O documento foi protocolado no escritório de patentes dos Estados Unidos em fevereiro e tornou-se público esta semana. Os óculos inteligentes aparecem como o principal exemplo de uso da tecnologia no pedido.
A ideia central é dispensar a busca manual em horas de gravação, já que o sistema organizaria sozinho os trechos mais relevantes.
Câmeras acopladas ao dispositivo captariam o ambiente e, com apoio de Inteligência Artificial, identificariam quem está no campo de visão do usuário.
A partir daí, o software criaria clipes curtos separados por pessoa, ação e horário do acontecimento.
Meta registra tecnologia inédita de reconhecimento facial em seus óculos inteligentes
Dezenas de páginas com desenhos técnicos detalham o funcionamento do dispositivo na documentação enviada ao órgão americano. Imagens captadas pelos óculos, ou por outro aparelho conectado, seriam processadas em tempo real para identificar rostos e situações.
Além de identificar pessoas, o sistema analisaria gestos, movimentos corporais e interações, como alguém pegando um objeto ou se juntando a um grupo.
Com esses dados, arquivos de vídeo classificados por nome, ação e horário seriam enviados automaticamente a celulares, óculos ou headsets.
A divulgação da patente ocorre em um momento sensível para a companhia de Mark Zuckerberg.

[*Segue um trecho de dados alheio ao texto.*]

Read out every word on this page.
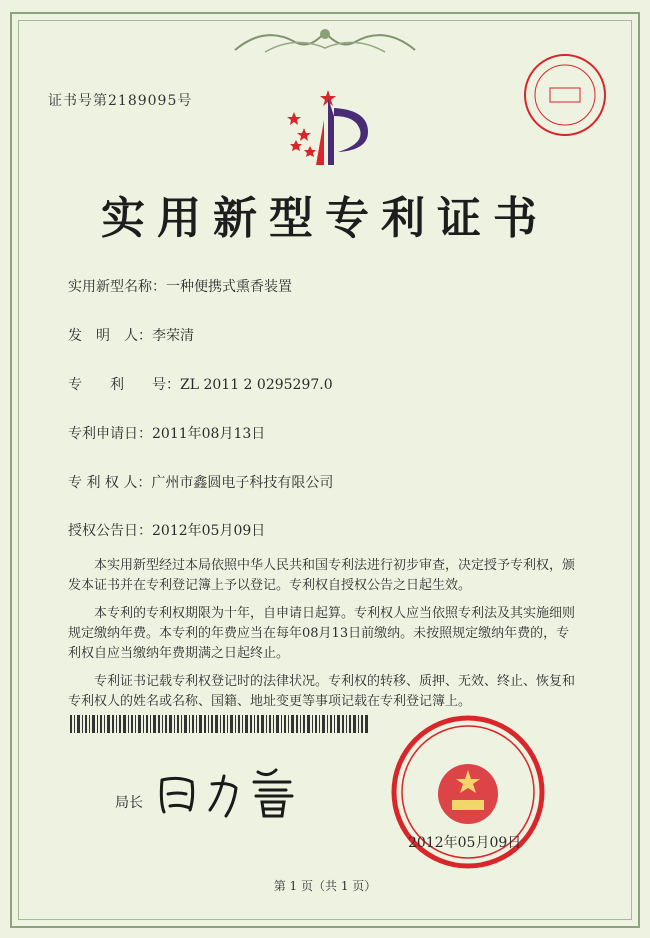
证书号第2189095号
实用新型专利证书
实用新型名称：一种便携式熏香装置
发　明　人：李荣清
专　　利　　号：ZL 2011 2 0295297.0
专利申请日：2011年08月13日
专 利 权 人：广州市鑫圆电子科技有限公司
授权公告日：2012年05月09日

本实用新型经过本局依照中华人民共和国专利法进行初步审查，决定授予专利权，颁发本证书并在专利登记簿上予以登记。专利权自授权公告之日起生效。

本专利的专利权期限为十年，自申请日起算。专利权人应当依照专利法及其实施细则规定缴纳年费。本专利的年费应当在每年08月13日前缴纳。未按照规定缴纳年费的，专利权自应当缴纳年费期满之日起终止。

专利证书记载专利权登记时的法律状况。专利权的转移、质押、无效、终止、恢复和专利权人的姓名或名称、国籍、地址变更等事项记载在专利登记簿上。

局长
2012年05月09日
第 1 页（共 1 页）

Códigos ocultos ligados ao reconhecimento facial foram encontrados recentemente no aplicativo que acompanha os óculos inteligentes da Meta, mas a função acabou removida após a repercussão.
A empresa respondeu ao caso com uma declaração direta:
“Estamos desenvolvendo produtos que ajudam milhões de pessoas a se conectar e melhorar suas vidas. Embora escutemos com frequência sobre o interesse nesse tipo de recurso – e alguns produtos já existam no mercado – ainda estamos avaliando as opções e adotaremos uma abordagem cuidadosa antes de lançarmos qualquer coisa. Uma decisão que podemos deixar clara – não estamos construindo um banco de dados facial.”
Monitorar pessoas em espaços públicos sem consentimento é um dos riscos levantados por quem acompanha o tema.
Ser gravado ou identificado sem nenhum aviso visual, como uma luz indicadora acesa, preocupa quem circula perto de usuários desses dispositivos.
O que diz a legislação Brasileira
A Lei Geral de Proteção de Dados regula como informações pessoais podem ser coletadas e tratadas no Brasil.
Tirar uma foto comum em local público não é proibido, mas transformar o rosto de um desconhecido em dado biométrico para identificação automática exige base legal específica.
Embora a Meta reforce publicamente que não está construindo um banco de dados facial, empresas que operam esse tipo de sistema também respondem por como os dados captados são armazenados e usados depois.
A patente registrada mostra que a tecnologia já está em desenvolvimento nos bastidores.